When testing an error state extended Kalman filter for navigation using IMU and DVL, there are several sanity checks that can be used to ensure that the filter is working correctly. Some of these checks include:
Consistency checks: The filter should be tested for consistency by comparing the estimated state and covariance values with the measurement data. If the estimated state values are not consistent with the measurements, it may indicate a problem with the filter.
Convergence tests: The filter should be tested to ensure that it is converging to a stable solution. This can be done by examining the evolution of the filter's state and covariance over time. If the filter is not converging, it may need to be adjusted or tuned.
Residual analysis: The filter's residual values (i.e., the difference between the measured and predicted values) should be analyzed to ensure that they are normally distributed and have a mean of zero. If the residuals are not normally distributed or have a non-zero mean, it may indicate a problem with the filter.
Outlier detection: The filter should be tested to ensure that it can handle outliers and noisy data. This can be done by intentionally introducing outliers or noisy data into the measurement data and observing the filter's response.

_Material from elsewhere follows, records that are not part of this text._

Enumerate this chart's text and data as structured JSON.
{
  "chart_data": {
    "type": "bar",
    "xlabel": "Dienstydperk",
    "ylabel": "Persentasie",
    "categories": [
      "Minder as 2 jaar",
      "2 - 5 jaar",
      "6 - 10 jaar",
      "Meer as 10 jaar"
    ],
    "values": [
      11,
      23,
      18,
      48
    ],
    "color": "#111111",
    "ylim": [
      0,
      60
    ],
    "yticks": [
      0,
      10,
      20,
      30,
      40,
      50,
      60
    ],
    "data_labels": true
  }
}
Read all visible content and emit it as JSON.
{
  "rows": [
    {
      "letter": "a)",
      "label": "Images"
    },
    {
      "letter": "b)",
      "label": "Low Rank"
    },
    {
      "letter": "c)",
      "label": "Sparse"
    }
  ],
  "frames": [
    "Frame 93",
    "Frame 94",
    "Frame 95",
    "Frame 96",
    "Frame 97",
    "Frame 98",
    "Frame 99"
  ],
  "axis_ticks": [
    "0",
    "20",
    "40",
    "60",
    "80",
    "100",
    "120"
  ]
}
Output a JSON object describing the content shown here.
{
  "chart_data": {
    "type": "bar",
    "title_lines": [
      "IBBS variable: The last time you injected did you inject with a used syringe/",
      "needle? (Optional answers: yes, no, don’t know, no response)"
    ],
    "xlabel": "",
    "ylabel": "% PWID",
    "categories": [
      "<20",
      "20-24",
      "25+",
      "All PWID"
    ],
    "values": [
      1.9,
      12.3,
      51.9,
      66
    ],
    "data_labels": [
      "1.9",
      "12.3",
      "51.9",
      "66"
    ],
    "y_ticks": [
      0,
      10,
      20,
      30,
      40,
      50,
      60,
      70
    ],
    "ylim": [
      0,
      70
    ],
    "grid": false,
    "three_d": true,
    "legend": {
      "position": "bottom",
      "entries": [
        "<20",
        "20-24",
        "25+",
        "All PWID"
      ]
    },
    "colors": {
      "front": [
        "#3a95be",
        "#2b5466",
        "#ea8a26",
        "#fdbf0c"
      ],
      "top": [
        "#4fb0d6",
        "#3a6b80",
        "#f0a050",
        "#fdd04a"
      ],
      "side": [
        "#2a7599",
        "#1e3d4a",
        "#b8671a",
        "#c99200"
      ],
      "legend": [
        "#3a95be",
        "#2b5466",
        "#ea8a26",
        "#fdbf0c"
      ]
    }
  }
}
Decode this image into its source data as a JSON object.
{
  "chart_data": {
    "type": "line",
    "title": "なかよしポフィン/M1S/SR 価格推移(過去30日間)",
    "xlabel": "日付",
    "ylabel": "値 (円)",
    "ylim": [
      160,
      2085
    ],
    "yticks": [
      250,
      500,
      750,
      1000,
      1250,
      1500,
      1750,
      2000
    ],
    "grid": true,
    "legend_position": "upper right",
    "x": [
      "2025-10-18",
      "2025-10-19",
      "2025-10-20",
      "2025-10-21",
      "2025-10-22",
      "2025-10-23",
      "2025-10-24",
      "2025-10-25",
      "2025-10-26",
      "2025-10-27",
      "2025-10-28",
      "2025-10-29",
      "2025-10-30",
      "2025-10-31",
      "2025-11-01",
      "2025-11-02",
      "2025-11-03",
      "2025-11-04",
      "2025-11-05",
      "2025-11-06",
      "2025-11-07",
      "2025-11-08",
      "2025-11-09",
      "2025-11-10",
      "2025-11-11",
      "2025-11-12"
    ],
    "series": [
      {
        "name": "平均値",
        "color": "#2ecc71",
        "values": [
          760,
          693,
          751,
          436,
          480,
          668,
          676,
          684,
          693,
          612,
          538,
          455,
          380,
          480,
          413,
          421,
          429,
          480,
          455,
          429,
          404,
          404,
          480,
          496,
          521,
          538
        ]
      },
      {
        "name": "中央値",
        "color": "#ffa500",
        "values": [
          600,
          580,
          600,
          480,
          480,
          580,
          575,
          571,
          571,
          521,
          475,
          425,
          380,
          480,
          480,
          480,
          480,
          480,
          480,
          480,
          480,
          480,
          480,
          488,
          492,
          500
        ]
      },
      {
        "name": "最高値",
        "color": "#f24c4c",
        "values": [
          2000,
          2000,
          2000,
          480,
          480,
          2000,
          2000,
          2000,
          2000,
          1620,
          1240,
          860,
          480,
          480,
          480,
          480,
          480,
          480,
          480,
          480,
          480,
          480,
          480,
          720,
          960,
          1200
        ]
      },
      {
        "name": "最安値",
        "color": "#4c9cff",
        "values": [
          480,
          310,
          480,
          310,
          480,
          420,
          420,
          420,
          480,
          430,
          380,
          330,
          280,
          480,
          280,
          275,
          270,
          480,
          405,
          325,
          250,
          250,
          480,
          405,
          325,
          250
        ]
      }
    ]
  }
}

Real-world testing: The filter should be tested in a real-world environment to ensure that it is working correctly under real-world conditions. This can involve testing the filter in a variety of different scenarios and environments, such as in different weather conditions, with different types of obstacles, and so on.
These are just a few examples of the types of sanity checks that can be used to test an error state extended Kalman filter for navigation using IMU and DVL. It's important to tailor your testing approach to the specific requirements of your application and to ensure that the filter is thoroughly tested before it is deployed in a real-world environment.
Hi Nadav. A good way to check your method and algorithm is to test it on a relatively simple simulation problem, where you know the answers (states) that you are trying to estimate. Add the noise etc in the simulation and check that the filter seems to work right. Once you’re confident it’s working, you can apply it to the real world problems.